Unexpectedly Intriguing!
April 29, 2013

There are 10 companies that make up over 18% of the value of the market capitalization-weighted S&P 500 stock market index:

  • Exxon Mobil (NYSE: XOM): 2.78%
  • Apple (Nasdaq: AAPL): 2.70%
  • Microsoft (NYSE: MSFT): 1.70%
  • Johnson & Johnson (NYSE: JNJ): 1.68%
  • Chevron (NYSE: CVX): 1.62%
  • General Electric (NYSE: GE): 1.61%
  • Pfizer (NYSE: PFE): 1.53%
  • Google (Nasdaq: GOOG): 1.52%
  • Procter & Gamble (NYSE: PG): 1.48%
  • AT&T (NYSE: T): 1.44%

In the last two weeks, 5 of these companies, whose combined market capitalization makes up over 10% of the value of the S&P 500 index have boosted their dividends:

  • Exxon Mobil: Up 11% to $0.63 per share, payable to shareholders of record on 13 May 2013, to be paid on 10 June 2013.
  • Apple: Up 15% to $3.05 per share, payable to shareholders of record on 13 May 2013, to be paid on 16 May 2013.
  • Johnson & Johnson: Up 8.2% to $0.66 per share, payable to shareholders of record on 28 May 2013, to be paid on 11 June 2013.
  • Chevron: Up 11.5% to $1.00 per share, payable to shareholders of record on 17 May 2013, to be paid on 10 June 2013.
  • Procter & Gamble: Up 7.7% to $0.6015 per share, payable to shareholders of record on 26 April 2013, to be paid on 15 May 2013.

We're making note of these announcements and upcoming events today because we're trying to work out when exactly investors might permanently shift their focus away from the second quarter of 2013 to a more distant future quarter in setting today's stock prices.

After all, just two weeks ago, we had observed that the change in the growth rate of stock prices was beginning to diverge from the level that is consistent with investors focusing on the expected income they could derive from dividends being paid in 2013-Q2.

That changed in the middle of the last week however, on that weird day in the markets, as the forward-looking focus of investors appears to have suddenly snapped back to 2013-Q2:

Change in the Growth Rates of Expected Trailing Year Dividends per Share and the 20-Day Moving Average of S&P 500 Stock Prices

The announced increases in cash dividends to be paid out during the second quarter of 2013 provide an additional incentive for investors to either buy or hold stocks at least through the period in which they would need to be documented as a shareholder of record.
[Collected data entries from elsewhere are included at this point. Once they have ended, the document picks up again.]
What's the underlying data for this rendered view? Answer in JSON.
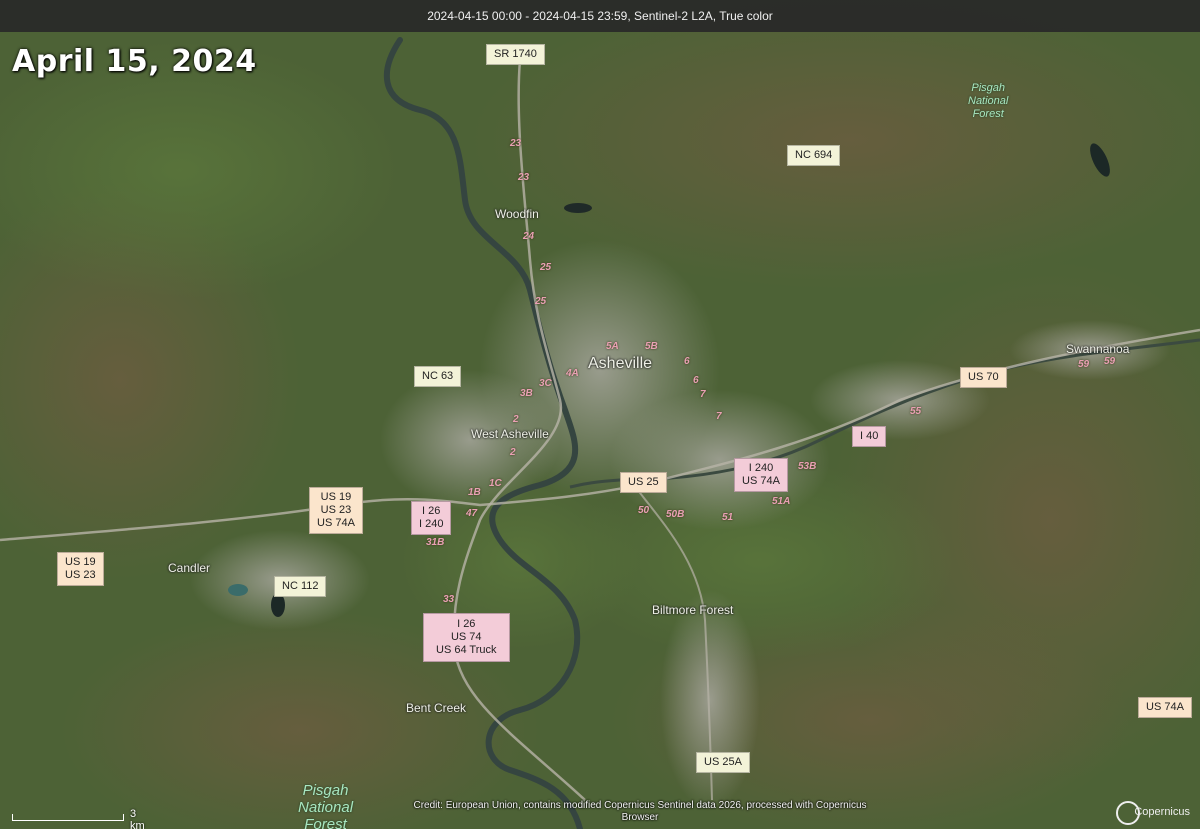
{
  "header": {
    "imagery_info": "2024-04-15 00:00 - 2024-04-15 23:59, Sentinel-2 L2A, True color"
  },
  "overlay": {
    "date_title": "April 15, 2024"
  },
  "road_shields": {
    "sr1740": "SR 1740",
    "nc694": "NC 694",
    "nc63": "NC 63",
    "us70": "US 70",
    "i40": "I 40",
    "i240_us74a": "I 240\nUS 74A",
    "us25": "US 25",
    "us19_23_74a": "US 19\nUS 23\nUS 74A",
    "i26_i240": "I 26\nI 240",
    "us19_23": "US 19\nUS 23",
    "nc112": "NC 112",
    "i26_us74_us64truck": "I 26\nUS 74\nUS 64 Truck",
    "us74a_east": "US 74A",
    "us25a": "US 25A"
  },
  "places": {
    "asheville": "Asheville",
    "woodfin": "Woodfin",
    "west_asheville": "West Asheville",
    "swannanoa": "Swannanoa",
    "candler": "Candler",
    "biltmore_forest": "Biltmore Forest",
    "bent_creek": "Bent Creek",
    "pisgah_ne": "Pisgah\nNational\nForest",
    "pisgah_sw": "Pisgah\nNational\nForest"
  },
  "exits": {
    "e23a": "23",
    "e23b": "23",
    "e24": "24",
    "e25a": "25",
    "e25b": "25",
    "e5a": "5A",
    "e5b": "5B",
    "e4a": "4A",
    "e3b": "3B",
    "e3c": "3C",
    "e6a": "6",
    "e6b": "6",
    "e7a": "7",
    "e7b": "7",
    "e2a": "2",
    "e2b": "2",
    "e1b": "1B",
    "e1c": "1C",
    "e47": "47",
    "e31b": "31B",
    "e33": "33",
    "e50": "50",
    "e50b": "50B",
    "e51": "51",
    "e51a": "51A",
    "e53b": "53B",
    "e55": "55",
    "e59a": "59",
    "e59b": "59"
  },
  "scale": {
    "label": "3 km"
  },
  "credit": {
    "text": "Credit: European Union, contains modified Copernicus Sentinel data 2026, processed with Copernicus Browser"
  },
  "logo": {
    "text": "Copernicus"
  },
  "colors": {
    "vegetation": "#4b6336",
    "urban": "#9a9a92",
    "river": "#3a4a48",
    "forest_brown": "#6e5440"
  }
}
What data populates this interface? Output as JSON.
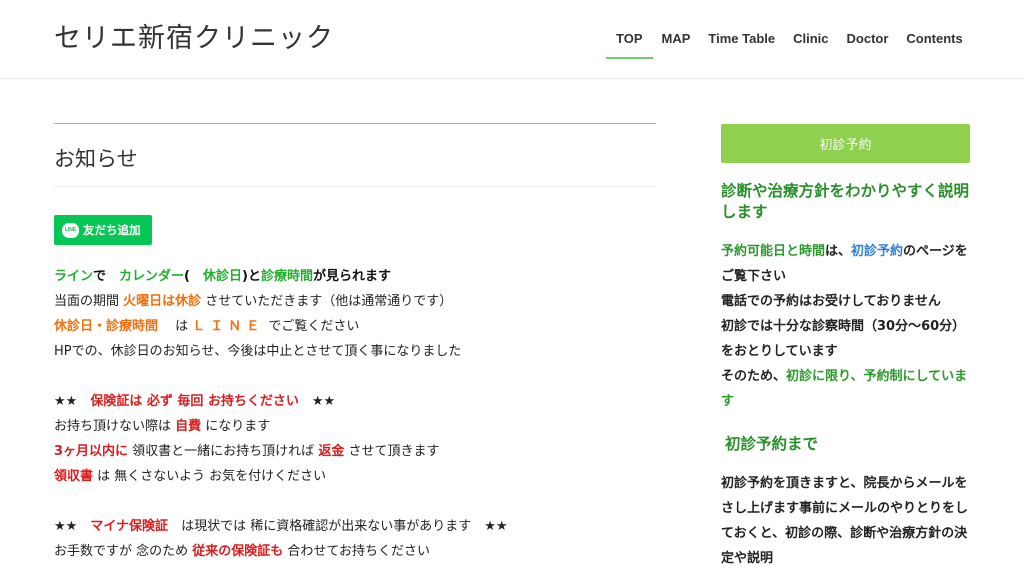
{
  "site": {
    "title": "セリエ新宿クリニック"
  },
  "nav": [
    "TOP",
    "MAP",
    "Time Table",
    "Clinic",
    "Doctor",
    "Contents"
  ],
  "main": {
    "heading": "お知らせ",
    "line_button": {
      "icon": "LINE",
      "label": "友だち追加"
    },
    "notice": {
      "l1": {
        "a": "ライン",
        "b": "で　",
        "c": "カレンダー",
        "d": "(　",
        "e": "休診日",
        "f": ")と",
        "g": "診療時間",
        "h": "が見られます"
      },
      "l2": {
        "a": "当面の期間 ",
        "b": "火曜日は休診",
        "c": " させていただきます（他は通常通りです）"
      },
      "l3": {
        "a": "休診日・診療時間",
        "b": "　 は ",
        "c": "ＬＩＮＥ",
        "d": " でご覧ください"
      },
      "l4": "HPでの、休診日のお知らせ、今後は中止とさせて頂く事になりました",
      "l5": {
        "a": "★★　",
        "b": "保険証は 必ず 毎回 お持ちください",
        "c": "　★★"
      },
      "l6": {
        "a": "お持ち頂けない際は ",
        "b": "自費",
        "c": " になります"
      },
      "l7": {
        "a": "3ヶ月以内に",
        "b": " 領収書と一緒にお持ち頂ければ ",
        "c": "返金",
        "d": " させて頂きます"
      },
      "l8": {
        "a": "領収書",
        "b": " は 無くさないよう お気を付けください"
      },
      "l9": {
        "a": "★★　",
        "b": "マイナ保険証",
        "c": "　は現状では 稀に資格確認が出来ない事があります　★★"
      },
      "l10": {
        "a": "お手数ですが 念のため ",
        "b": "従来の保険証も",
        "c": " 合わせてお持ちください"
      }
    }
  },
  "sidebar": {
    "reserve_button": "初診予約",
    "heading1": "診断や治療方針をわかりやすく説明します",
    "text1": {
      "a": "予約可能日と時間",
      "b": "は、",
      "c": "初診予約",
      "d": "のページをご覧下さい",
      "e": "電話での予約はお受けしておりません",
      "f": "初診では十分な診察時間（30分～60分）をおとりしています",
      "g": "そのため、",
      "h": "初診に限り、予約制にしています"
    },
    "heading2": "初診予約まで",
    "text2": "初診予約を頂きますと、院長からメールをさし上げます事前にメールのやりとりをしておくと、初診の際、診断や治療方針の決定や説明"
  }
}
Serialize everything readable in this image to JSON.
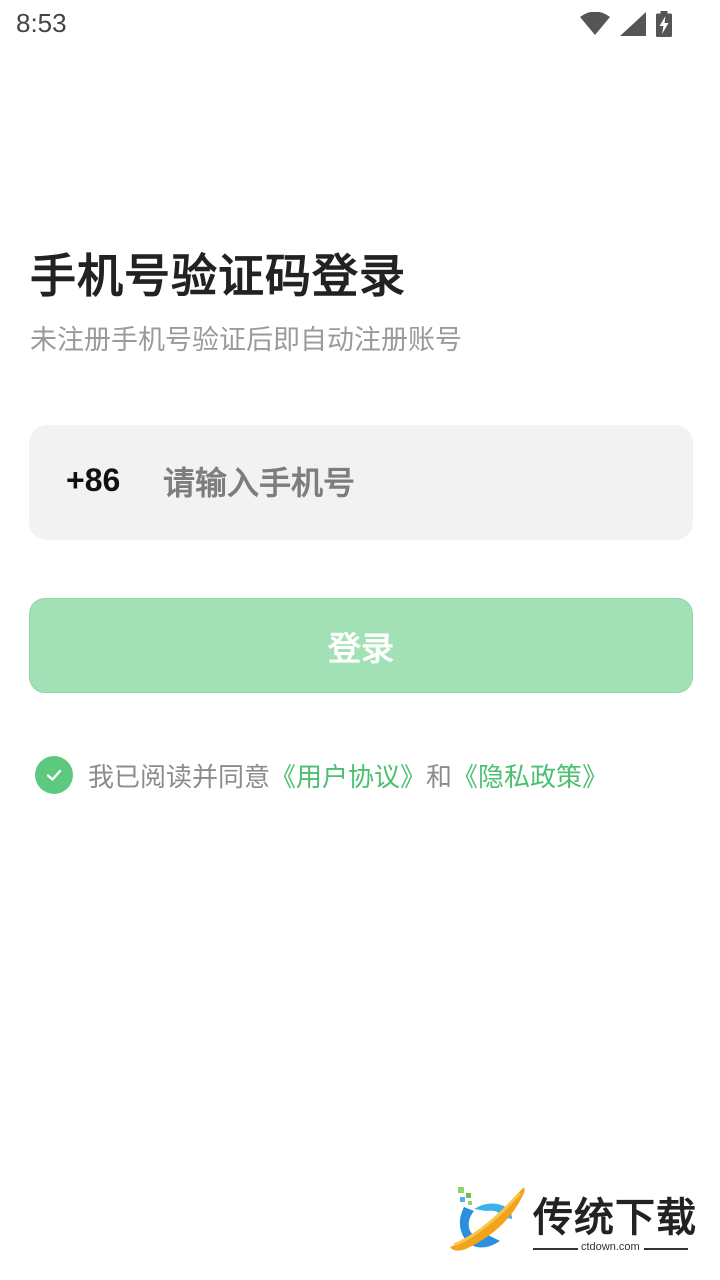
{
  "status_bar": {
    "time": "8:53",
    "icons": [
      "wifi-icon",
      "signal-icon",
      "battery-charging-icon"
    ]
  },
  "login": {
    "title": "手机号验证码登录",
    "subtitle": "未注册手机号验证后即自动注册账号",
    "country_code": "+86",
    "phone_placeholder": "请输入手机号",
    "phone_value": "",
    "login_button": "登录",
    "agreement": {
      "checked": true,
      "prefix": "我已阅读并同意",
      "user_agreement": "《用户协议》",
      "conjunction": "和",
      "privacy_policy": "《隐私政策》"
    }
  },
  "watermark": {
    "brand": "传统下载",
    "url": "ctdown.com"
  },
  "colors": {
    "accent": "#4cbf72",
    "button_disabled": "#a1e1b5",
    "check": "#5cc97f",
    "input_bg": "#f2f2f2"
  }
}
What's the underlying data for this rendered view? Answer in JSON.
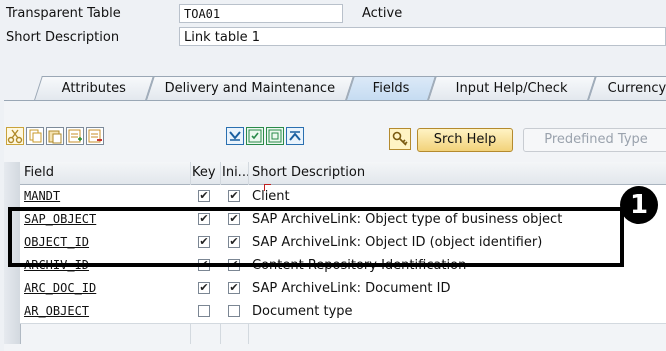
{
  "header": {
    "table_type_label": "Transparent Table",
    "table_name": "TOA01",
    "status": "Active",
    "short_desc_label": "Short Description",
    "short_desc_value": "Link table 1"
  },
  "tabs": [
    {
      "label": "Attributes",
      "active": false
    },
    {
      "label": "Delivery and Maintenance",
      "active": false
    },
    {
      "label": "Fields",
      "active": true
    },
    {
      "label": "Input Help/Check",
      "active": false
    },
    {
      "label": "Currency",
      "active": false
    }
  ],
  "toolbar": {
    "icons": [
      "cut-icon",
      "copy-icon",
      "paste-icon",
      "insert-row-icon",
      "delete-row-icon",
      "move-down-icon",
      "select-icon",
      "deselect-icon",
      "move-up-icon",
      "key-icon"
    ],
    "srch_help_label": "Srch Help",
    "predefined_type_label": "Predefined Type"
  },
  "grid": {
    "columns": {
      "field": "Field",
      "key": "Key",
      "ini": "Ini...",
      "desc": "Short Description"
    },
    "rows": [
      {
        "field": "MANDT",
        "key": true,
        "ini": true,
        "desc": "Client"
      },
      {
        "field": "SAP_OBJECT",
        "key": true,
        "ini": true,
        "desc": "SAP ArchiveLink: Object type of business object"
      },
      {
        "field": "OBJECT_ID",
        "key": true,
        "ini": true,
        "desc": "SAP ArchiveLink: Object ID (object identifier)"
      },
      {
        "field": "ARCHIV_ID",
        "key": true,
        "ini": true,
        "desc": "Content Repository Identification"
      },
      {
        "field": "ARC_DOC_ID",
        "key": true,
        "ini": true,
        "desc": "SAP ArchiveLink: Document ID"
      },
      {
        "field": "AR_OBJECT",
        "key": false,
        "ini": false,
        "desc": "Document type"
      }
    ]
  },
  "callout": {
    "number": "1"
  },
  "colors": {
    "accent": "#c6dcf2",
    "button": "#f2d27a",
    "highlight": "#000000"
  }
}
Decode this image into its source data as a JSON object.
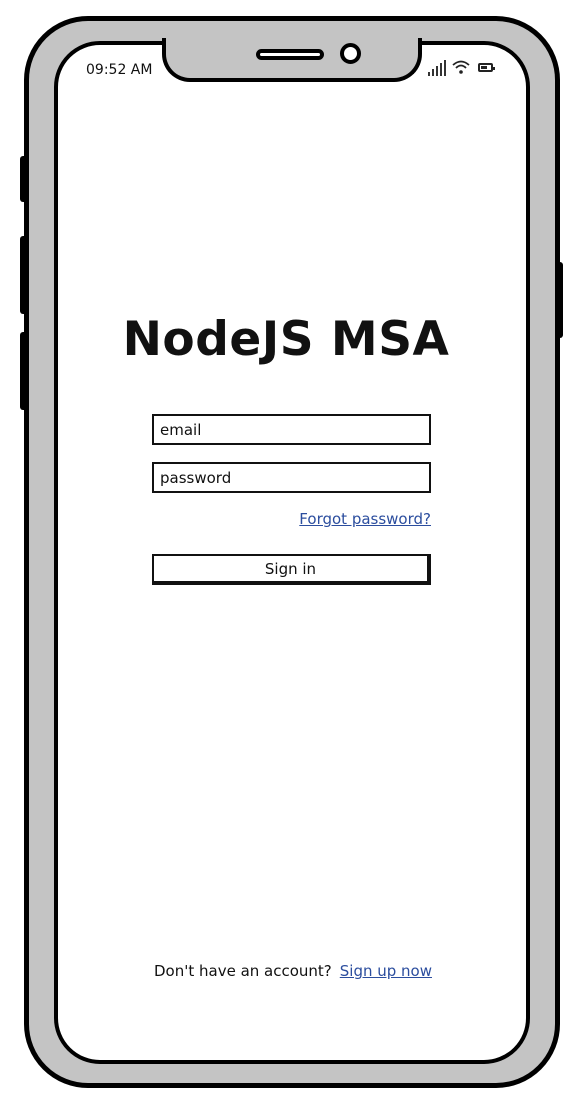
{
  "status_bar": {
    "time": "09:52 AM",
    "signal_icon": "cellular-signal-icon",
    "wifi_icon": "wifi-icon",
    "battery_icon": "battery-icon"
  },
  "app": {
    "title": "NodeJS MSA"
  },
  "login_form": {
    "email_placeholder": "email",
    "password_placeholder": "password",
    "forgot_password_label": "Forgot password?",
    "sign_in_label": "Sign in"
  },
  "footer": {
    "prompt": "Don't have an account?",
    "signup_label": "Sign up now"
  },
  "colors": {
    "link": "#2b4d9e",
    "frame": "#c4c4c4",
    "outline": "#000000"
  }
}
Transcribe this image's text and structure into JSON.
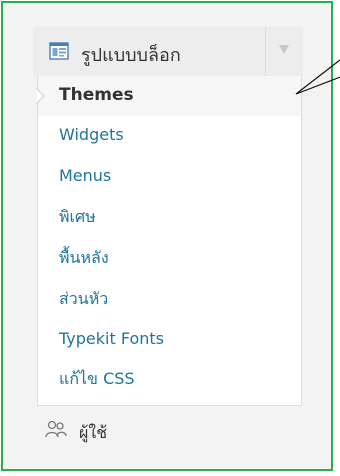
{
  "menu": {
    "header_label": "รูปแบบบล็อก",
    "header_icon": "appearance-icon",
    "toggle_icon": "triangle-down-icon",
    "items": [
      {
        "label": "Themes",
        "current": true
      },
      {
        "label": "Widgets",
        "current": false
      },
      {
        "label": "Menus",
        "current": false
      },
      {
        "label": "พิเศษ",
        "current": false
      },
      {
        "label": "พื้นหลัง",
        "current": false
      },
      {
        "label": "ส่วนหัว",
        "current": false
      },
      {
        "label": "Typekit Fonts",
        "current": false
      },
      {
        "label": "แก้ไข CSS",
        "current": false
      }
    ]
  },
  "users": {
    "label": "ผู้ใช้",
    "icon": "users-icon"
  },
  "colors": {
    "frame_border": "#22b14c",
    "link": "#21759b",
    "current_text": "#333333"
  }
}
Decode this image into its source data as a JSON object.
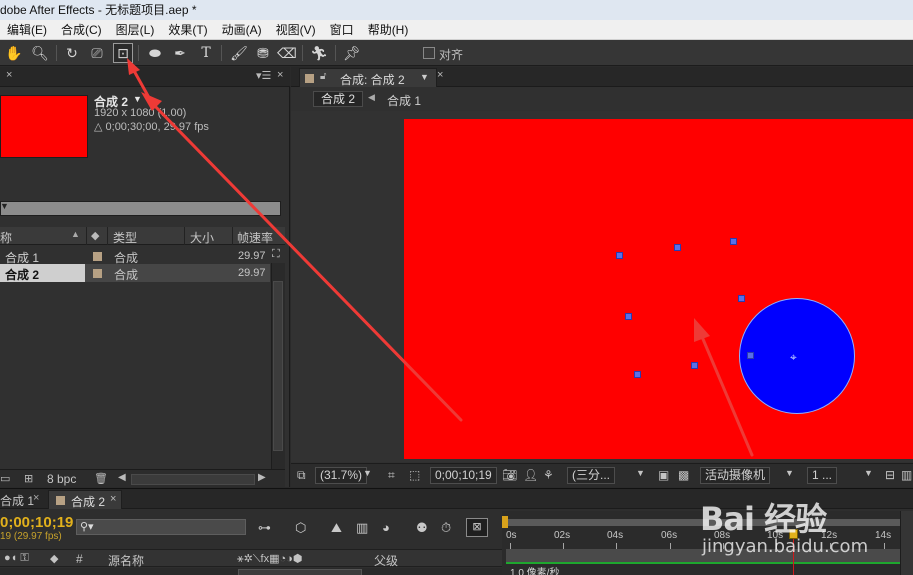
{
  "window": {
    "title": "dobe After Effects - 无标题项目.aep *"
  },
  "menu": [
    "编辑(E)",
    "合成(C)",
    "图层(L)",
    "效果(T)",
    "动画(A)",
    "视图(V)",
    "窗口",
    "帮助(H)"
  ],
  "toolbar": {
    "snap_label": "对齐"
  },
  "project": {
    "comp_name": "合成 2",
    "comp_size": "1920 x 1080 (1.00)",
    "comp_duration": "△ 0;00;30;00, 29.97 fps",
    "columns": {
      "name": "称",
      "type": "类型",
      "size": "大小",
      "fps": "帧速率"
    },
    "items": [
      {
        "name": "合成 1",
        "type": "合成",
        "fps": "29.97"
      },
      {
        "name": "合成 2",
        "type": "合成",
        "fps": "29.97"
      }
    ],
    "bpc": "8 bpc"
  },
  "composition": {
    "tab_label": "合成: 合成 2",
    "nav_active": "合成 2",
    "nav_other": "合成 1",
    "zoom": "(31.7%)",
    "timecode": "0;00;10;19",
    "resolution": "(三分...",
    "camera": "活动摄像机",
    "views": "1 ..."
  },
  "timeline": {
    "tab_1": "合成 1",
    "tab_2": "合成 2",
    "timecode": "0;00;10;19",
    "fps_sub": "19 (29.97 fps)",
    "layer_col_source": "源名称",
    "layer_col_parent": "父级",
    "ruler_ticks": [
      "0s",
      "02s",
      "04s",
      "06s",
      "08s",
      "10s",
      "12s",
      "14s"
    ],
    "rate_label": "1.0 像素/秒"
  },
  "watermark": {
    "brand": "Bai 经验",
    "sub": "jingyan.baidu.com"
  },
  "colors": {
    "canvas_bg": "#ff0000",
    "shape_fill": "#0000ff",
    "timecode": "#e2b11c",
    "annotation": "#ee3a36"
  }
}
For four of the five largest companies of the S&P 500 that have announced dividend increases taking effect in 2013Q2, investors would need to hold their stocks into the third week of May to be able to pocket a large portion of that cash.

After which, if they expect stock prices to fall, it might make more sense to sell while prices are high, then to buy back in later when shares are cheaper. Especially if the expected change in the growth rate of dividends per share in upcoming future quarters is negative.

These incentives could explain some of the dynamics of the "sell in May and go away" phenomenon, which suggests that investors who buy then hold stocks only from November through April have higher returns with less volatility than those who only invest in the May through October period.

CXO Advisory has looked into the phenomenon and compared it to the results of a simple buy-and-hold strategy, with buy-and-hold being a clear winner. However their analysis has investors selling immediately after April each year, although there's nothing in the adage for "selling in May" that spells out exactly when in May investors should sell.

If investors held out for a few weeks longer into May, long enough to be documented as shareholders of record for dividends paid out in the second quarter before acting to sell their shares, then that additional cash would boost their effective returns, which is something that using Robert Shiller's S&P 500 dataset to model the investing strategy wouldn't necessarily capture.

Since dividends for the S&P 500 are also weighted by market capitalization (unlike the index' earnings per share, which are not), it therefore would not take much additional holding of stocks to collect a lot of the extra benefit in cash dividend payments.

That additional gain then might wipe out a lot of perceived advantage of CXO Advisory's buy-and-hold comparison. But it would take some really detailed backtesting to confirm if that is indeed the case, which we'll leave as an exercise for others.